Congratulations, we’ve fixed our precedence problem. Our parser will now
correctly parse `foo 1 / bar 2 + 3`

as `((foo 1) / (bar 2)) + 3`

. As a nice side
effect, the order of operations (from last to first) in our language is easily
visible simply by scanning through the grammar. This is trivial in this one, but
a language like C has something like 15 different precedence levels.

## (): “Hey, you forgot us!”

One last thing: with any expression system, users will also want to be able to use parentheses to override the default order of operations. This is fixed by adding a simple rule at the very end:

```
start:
| Expression SEMI { $1 }
Expression:
| Operator { $1 }
Operator:
| Operator OPERATOR Function { Operator ($1, $2, $3) }
| Function { $1 }
Function:
| FUNCTION Function { Function ($1, $2) }
| Primary { $1 }
Primary:
| INT { Int $1 }
| LPAREN Expression RPAREN { $2 }
```

All the way at the highest level of precedence, you can now use `()`

to start
the cascade back over at the lowest predecence level (`Expression`

). This
means that from the outside, a pair of parentheses have the highest
precedence, but are able to contain an expression of *any* precedence, thus
letting the cascade loop back on itself predictably.

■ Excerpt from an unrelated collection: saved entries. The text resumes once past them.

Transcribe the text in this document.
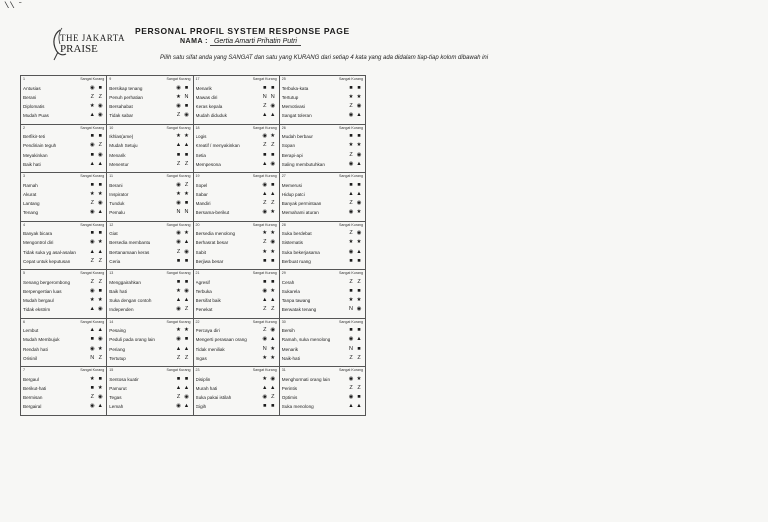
\\ ̄
THE JAKARTA
PRAISE
PERSONAL PROFIL SYSTEM RESPONSE PAGE
NAMA : Gertia Amarti Prihatin Putri
Pilih satu sifat anda yang SANGAT dan satu yang KURANG dari setiap 4 kata yang ada didalam tiap-tiap kolom dibawah ini
1	Sangat Kurang
Antusias	◉ ■
Berani	Z Z
Diplomatis	★ ◉
Mudah Puas	▲ ◉
9	Sangat Kurang
Bersikap tenang	◉ ■
Penuh perhatian	★ N
Bersahabat	◉ ■
Tidak sabar	Z ◉
17	Sangat Kurang
Menarik	■ ■
Mawas diri	N N
Keras kepala	Z ◉
Mudah diduduk	▲ ▲
25	Sangat Kurang
Terbuka-kata	■ ■
Tertutup	★ ★
Memotivasi	Z ◉
Sangat toleran	◉ ▲
2	Sangat Kurang
Berfikir-teti	■ ■
Pendiriain teguh	◉ Z
Meyakinkan	■ ◉
Baik hati	▲ ▲
10	Sangat Kurang
Ikhlas(ame)	★ ★
Mudah Setuju	▲ ▲
Menarik	■ ■
Menentur	Z Z
18	Sangat Kurang
Logis	◉ ★
Kreatif / menyakinkan	Z Z
Setia	■ ■
Mempesona	▲ ◉
26	Sangat Kurang
Mudah berbaur	■ ■
Sopan	★ ★
Berapi-api	Z ◉
Saling membutuhkan	◉ ▲
3	Sangat Kurang
Ramah	■ ■
Akurat	★ ★
Lantang	Z ◉
Tenang	◉ ▲
11	Sangat Kurang
Berani	◉ Z
Inspirator	★ ★
Tunduk	◉ ■
Pemalu	N N
19	Sangat Kurang
Sopel	◉ ■
Sabar	▲ ▲
Mandiri	Z Z
Bersama-berikut	◉ ★
27	Sangat Kurang
Memerusi	■ ■
Hidup patci	▲ ▲
Banyak permintaan	Z ◉
Memahami aturan	◉ ★
4	Sangat Kurang
Banyak bicara	■ ■
Mengontrol diri	◉ ★
Tidak suka yg asal-asalan	▲ ▲
Cepat untuk keputusan	Z Z
12	Sangat Kurang
Giat	◉ ★
Bersedia membantu	◉ ▲
Bertanamaan keras	Z ◉
Ceria	■ ■
20	Sangat Kurang
Bersedia menolong	★ ★
Berhasrat besar	Z ◉
Sabit	★ ★
Berjiwa besar	■ ■
28	Sangat Kurang
Suka berdebat	Z ◉
Sistematis	★ ★
Suka bekerjasama	◉ ▲
Berbuat ruang	■ ■
5	Sangat Kurang
Senang bergerombong	Z Z
Berpengertian luas	◉ ■
Mudah bergaul	★ ★
Tidak ekstrim	▲ ◉
13	Sangat Kurang
Menggairahkan	■ ■
Baik hati	★ ◉
Suka dengan contoh	▲ ▲
Independen	◉ Z
21	Sangat Kurang
Agresif	■ ■
Terbuka	◉ ★
Bersifat baik	▲ ▲
Penekat	Z Z
29	Sangat Kurang
Cerah	Z Z
Sukarela	■ ■
Tanpa tawang	★ ★
Berwatak tenang	N ◉
6	Sangat Kurang
Lembut	▲ ▲
Mudah Membujuk	■ ◉
Rendah hati	◉ ★
Orisinil	N Z
14	Sangat Kurang
Pesaing	★ ★
Peduli pada orang lain	◉ ■
Periang	▲ ▲
Tertutup	Z Z
22	Sangat Kurang
Percaya diri	Z ◉
Mengerti perasaan orang	◉ ▲
Tidak meniliak	N ★
Ingas	★ ★
30	Sangat Kurang
Bersih	■ ■
Ramah, suka menolong	◉ ▲
Menarik	N ■
Naik-hati	Z Z
7	Sangat Kurang
Bergaul	★ ■
Berikut-hati	■ ★
Bermisan	Z ◉
Bergairal	◉ ▲
15	Sangat Kurang
Sentosa kuatir	■ ■
Pamurut	▲ ▲
Tegas	Z ◉
Lemah	◉ ▲
23	Sangat Kurang
Disiplin	★ ◉
Murah hati	▲ ▲
Suka pakai istilah	◉ Z
Gigih	■ ■
31	Sangat Kurang
Menghormati orang lain	◉ ★
Perintis	Z Z
Optimis	◉ ■
Suka menolong	▲ ▲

Interestingly, you’ll note that nothing specific needs to be done in the action step for parentheses. Its effect is handled totally by the parser and simply affects the shape of the AST generated.

## Conclusion

I’m still far from an expert when it comes to yacc. The reason I had to infer
this from an old C reference is because I don’t have any books on the
subject, so there may be entirely inane things going on here I’m not aware of,
but I *think* this is a sound technique. For your own grammars, it’s still
worth considering using the precedence and associativity built into yacc, but
if that doesn’t work for you, this should be a viable alternative.